Experts suggest that the removal of indexation benefits will likely dampen activity in the secondary or resale market, not just in Mumbai but across other major metro cities as well. The impact is expected to be particularly noticeable in the mid-segment market, which encompasses properties priced between ₹2 crore and ₹5 crore. Investors might be hesitant to sell their properties under the new tax regime and may choose to wait for more favorable conditions before making any decisions.

Market Dynamics and Buyer Behavior

The Mumbai real estate market has been quite active, with an average of over 10,000 property registrations each month. Notably, around 80% of these registrations pertain to residential properties. Much of this activity is driven by buyers looking to upgrade their homes, a trend that has gained momentum, especially in the post-COVID era.
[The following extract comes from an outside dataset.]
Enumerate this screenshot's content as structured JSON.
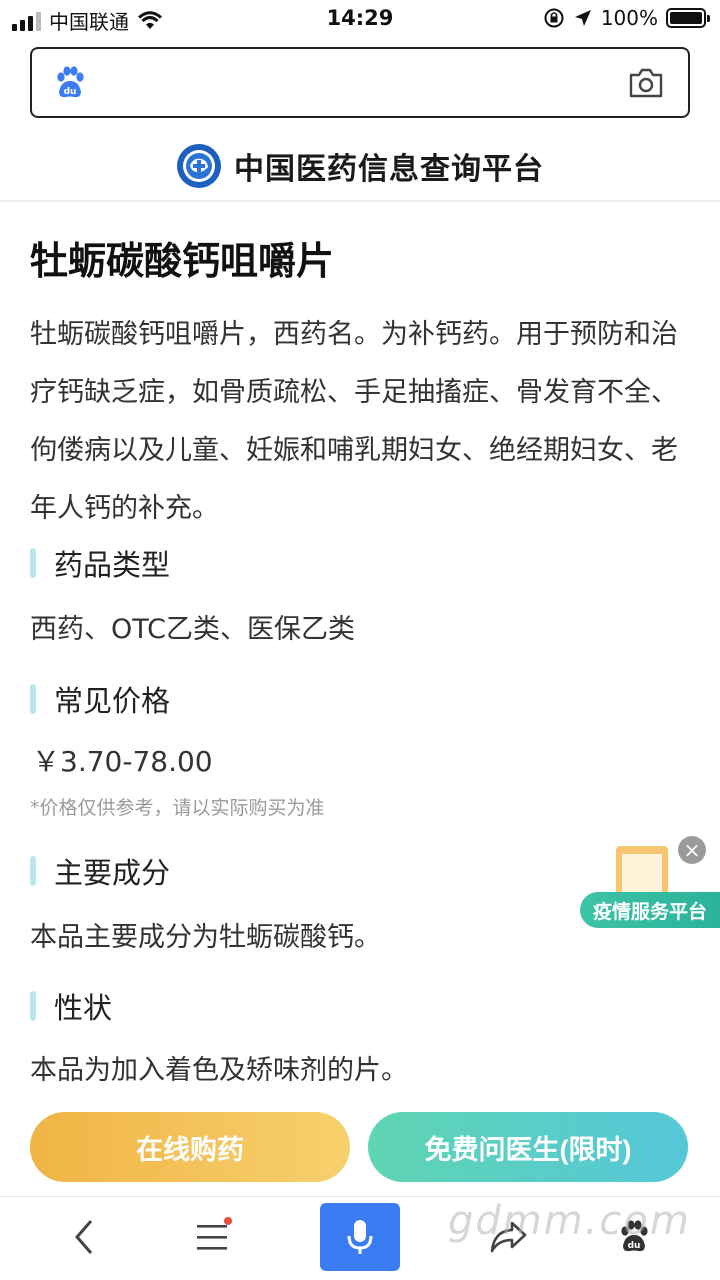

Despite the potential slowdown in transactions due to the new tax policies, the core dynamics of the market remain robust. Buyers who are moving to larger homes or upgrading their living spaces are still a significant force in the market. However, the uncertainty introduced by the budget proposals might lead to a more cautious approach among investors and sellers.

In conclusion, while the recent budget proposals are poised to impact property transactions and the overall real estate climate in Mumbai, the extent of this impact will depend on individual investment goals and market conditions. As the market adjusts to these changes, both buyers and sellers will need to navigate the evolving landscape with a keen eye on the implications of these new tax regulations.